Struct owns String and slices of said String

So, the idea is simple.
I want a struct that owns a String and some fields/collections that point to specific parts of that String.

But somehow I'm not able to find a working solution.

struct Container<'a>{
  data:String,
  toc:Vec<&'a str>,
}

So how do I now implement a new() that is able to take ownership of a given string and saves some references to different parts of it like a table of contents for example.
Preferably computed in the new fn.
This shouldn't be a lifetime violation because both are part of the same struct.
Mutability might be an issue but the String is supposed to be unchanging.

But all I get is compiler yelling that either the lifetimes are wrong or can't move out because I borrowed stuff... which is the whole point of it.

I missing something, help please?

You basically tried to crate something called a self-referential struct, which is very hard to do in Rust. Tl;DR of why is that, is that Rust allows you to move containers around, which will memcpy it to a new location, after which pointers to self would be invalidated. And since Rust does not have move constuctors like C++, you cannot really in safe code do that.

So the short answer is that it is impossible (unless you really know your stuff) to create such struct. And if you want to understand deeper why it is so, and how to work around that look up phrase "self-referential structs in rust".

Thanks for the quick answer.
But in that case wouldn't it suffice to Pin the String?
Honestly I was trying to avoid that can of worms but I might have to.

Which is, of course, blatant violation of everything because self-referential structs are not supported in [safe] Rust.

You are depending in intimate details of implementation, on the fact that String keeps its data on heap.

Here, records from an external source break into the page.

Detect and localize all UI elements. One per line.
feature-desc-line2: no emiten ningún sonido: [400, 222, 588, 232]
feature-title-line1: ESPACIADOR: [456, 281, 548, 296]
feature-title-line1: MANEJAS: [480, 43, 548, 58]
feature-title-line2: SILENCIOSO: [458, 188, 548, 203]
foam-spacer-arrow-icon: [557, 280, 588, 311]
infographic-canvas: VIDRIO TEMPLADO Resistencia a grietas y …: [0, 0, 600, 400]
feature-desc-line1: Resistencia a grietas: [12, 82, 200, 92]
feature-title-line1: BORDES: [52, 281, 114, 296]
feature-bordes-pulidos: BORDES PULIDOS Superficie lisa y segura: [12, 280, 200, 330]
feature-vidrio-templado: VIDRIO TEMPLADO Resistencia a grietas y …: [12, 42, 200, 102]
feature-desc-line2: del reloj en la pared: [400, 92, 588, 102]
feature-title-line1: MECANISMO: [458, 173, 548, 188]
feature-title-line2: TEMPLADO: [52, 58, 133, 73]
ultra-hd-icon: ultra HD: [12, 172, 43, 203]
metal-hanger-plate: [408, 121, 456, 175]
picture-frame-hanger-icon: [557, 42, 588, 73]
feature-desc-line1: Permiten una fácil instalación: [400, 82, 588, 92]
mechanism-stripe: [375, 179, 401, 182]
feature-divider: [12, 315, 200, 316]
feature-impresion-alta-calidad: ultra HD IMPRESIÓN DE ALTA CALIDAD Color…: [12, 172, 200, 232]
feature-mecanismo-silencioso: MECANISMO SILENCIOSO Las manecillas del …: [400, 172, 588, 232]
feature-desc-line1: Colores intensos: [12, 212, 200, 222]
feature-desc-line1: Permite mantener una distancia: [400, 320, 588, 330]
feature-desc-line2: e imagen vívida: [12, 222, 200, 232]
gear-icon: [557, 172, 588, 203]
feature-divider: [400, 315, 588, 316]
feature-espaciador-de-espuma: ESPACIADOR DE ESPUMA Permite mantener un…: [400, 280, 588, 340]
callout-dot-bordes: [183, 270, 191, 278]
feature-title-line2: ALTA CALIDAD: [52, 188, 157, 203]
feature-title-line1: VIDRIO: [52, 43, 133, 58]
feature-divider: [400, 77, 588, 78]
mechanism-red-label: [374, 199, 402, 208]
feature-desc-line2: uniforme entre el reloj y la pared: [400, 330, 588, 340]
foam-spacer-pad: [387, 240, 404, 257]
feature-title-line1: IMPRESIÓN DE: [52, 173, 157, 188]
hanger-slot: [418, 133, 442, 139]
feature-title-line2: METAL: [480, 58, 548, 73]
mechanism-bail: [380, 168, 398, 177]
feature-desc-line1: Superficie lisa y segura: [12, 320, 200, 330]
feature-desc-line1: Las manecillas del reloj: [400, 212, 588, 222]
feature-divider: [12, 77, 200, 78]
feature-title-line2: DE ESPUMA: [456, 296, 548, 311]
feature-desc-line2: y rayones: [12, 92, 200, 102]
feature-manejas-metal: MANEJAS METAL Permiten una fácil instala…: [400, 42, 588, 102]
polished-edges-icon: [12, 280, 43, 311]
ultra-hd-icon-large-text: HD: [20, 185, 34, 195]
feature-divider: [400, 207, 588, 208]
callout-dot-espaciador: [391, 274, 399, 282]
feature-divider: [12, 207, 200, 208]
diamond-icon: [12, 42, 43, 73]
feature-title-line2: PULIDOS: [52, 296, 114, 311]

And your implementation is actully unsafe because date would be destroyed before Vec which means in Container destructor you would always have a safety violation.

If you would swao data and toc… and use unsafe… then it can, probably, even work.

But better to use something like yoke, not write pile of unsafe code by hand.

The whole point of Pin is to ensure no one would be able to take reference of your data structure and move it anywhere.

That's the total opposite from what you want.

You may Pin your data structure, instead – but then you wouldn't be able to pass it around, wouldn't be able to return it or get an as argument, etc.

You are literally doing something that safe Rust was designed to prevent. Since you are skirting between something that safe Rust allows and something that would crash your program in runtime (and incredibly close to the edge) you are firmly in the realms of unsafe.

The only question is who would write that unsafe code: you, or someone else.

1 Like

Sort of, yes. You can "solve" self-referential problem with pinning, but this in turn will make Container immovable, which has its own set of problems. My recommendations without knowing greater context would be as follows:

  1. Try to remodel your data so it is no longer self seferential.
  2. If that would be to hard or inconvenient and your real use case still involves String and &str try storing pairs of indexes (usize, usize) instead of string slices. They will have the same size, and you can also construct and return string slices from them.
  3. Lastly if you really want to store references, then probably use some crate for it.

Here's how this can be changed to use ranges/indexes, which is a very common way in Rust (and in C/C++) for avoiding the problem that pointers are invalidated when data is moved.

use core::ops::Range;

struct Container {
  data:String,
  toc:Vec<Range<usize>>,
}

A Range can be easily converted to a &str slice when needed. Doing this when needed is idiomatic in Rust, because references are designed to be short-lived and not stored in structs.

For example, a function can return an iterator of the toc entries. The iterator borrows from &self, which ensures that the data cannot be modified while the iterator is in use.

impl Container {
    fn toc_entries(&self) -> impl Iterator<Item = &str> {
        self.toc.iter().map(|range| &self.data[range.start..range.end])
    }
}

Rust requires that if something is unchanging then you must express that to the compiler in a way it can understand and prove is safe. For example:

  1. Store the String separately from toc. Then toc will borrow from the String, and the compiler can prevent any changes to the String while this borrowed variable exists.
  2. If the String exists for the duration of the program you can leak it and then its lifetime becomes 'static. Then your struct becomes:
struct Container{
  data: &'static str,
  toc:Vec<&'static str>,
}
8 Likes

Thx the Range method is what I'm looking for.
I don't want to iterate stuff over and over again when the stuff is more or less static in its content.
It has the potential to change but that's seldom the case and the "toc" can easily rebuild then.

Honestly it didn't occur to me I could simply store a Range, kinda obvious but not without a change of perspective.
All I need is a location after all.

I was actually looking into leaking before I decided to ask here and it works but is a very ridged approach :rofl:

3 Likes

I believe you've found a solution, but I'll try to clear up a misconception.

Despite the unfortunate overlap in terminology, Rust lifetimes (those 'a things) are not[1] about how long a value is alive. Rust lifetimes are a compile-time type-level property about the duration of borrows.

struct Container<'a>{
    data:String,
    toc:Vec<&'a str>,
}

Here, you want the toc field to borrow the data field. Things which are borrowed (with Rust lifetimes) cannot run non-trivial destructors, cannot have a &mut taken to them, and cannot be moved. But you want to still be able to move your container (including the data field) around. So as it turns out, references -- with their compile-time checked borrowing mechanism -- is not the right tool for the job.

The language can technically create the self-referential struct, but to do so you have to borrow it forever, which is not practical -- you can never move it for example (as things which are borrowed cannot be moved).


  1. directly ↩︎

7 Likes

Thx, this actually cleared some confusion for me.


  1. directly ↩︎

2 Likes

I you (or anyone) want to get a deeper understanding and practice of handling self-referential like data structures, work on this excellent tutorial: Introduction - Learning Rust With Entirely Too Many Linked Lists

2 Likes

If the starting note is an indicator for the overall tone of it, it looks like it might be a very entertaining read.
Thx for bringing it to my attention.

Yes, indeed! It is very nice to read and very educational as well. Has been years since I worked it through, but that was the first “learning rust” tutorial which went behind the usual surface.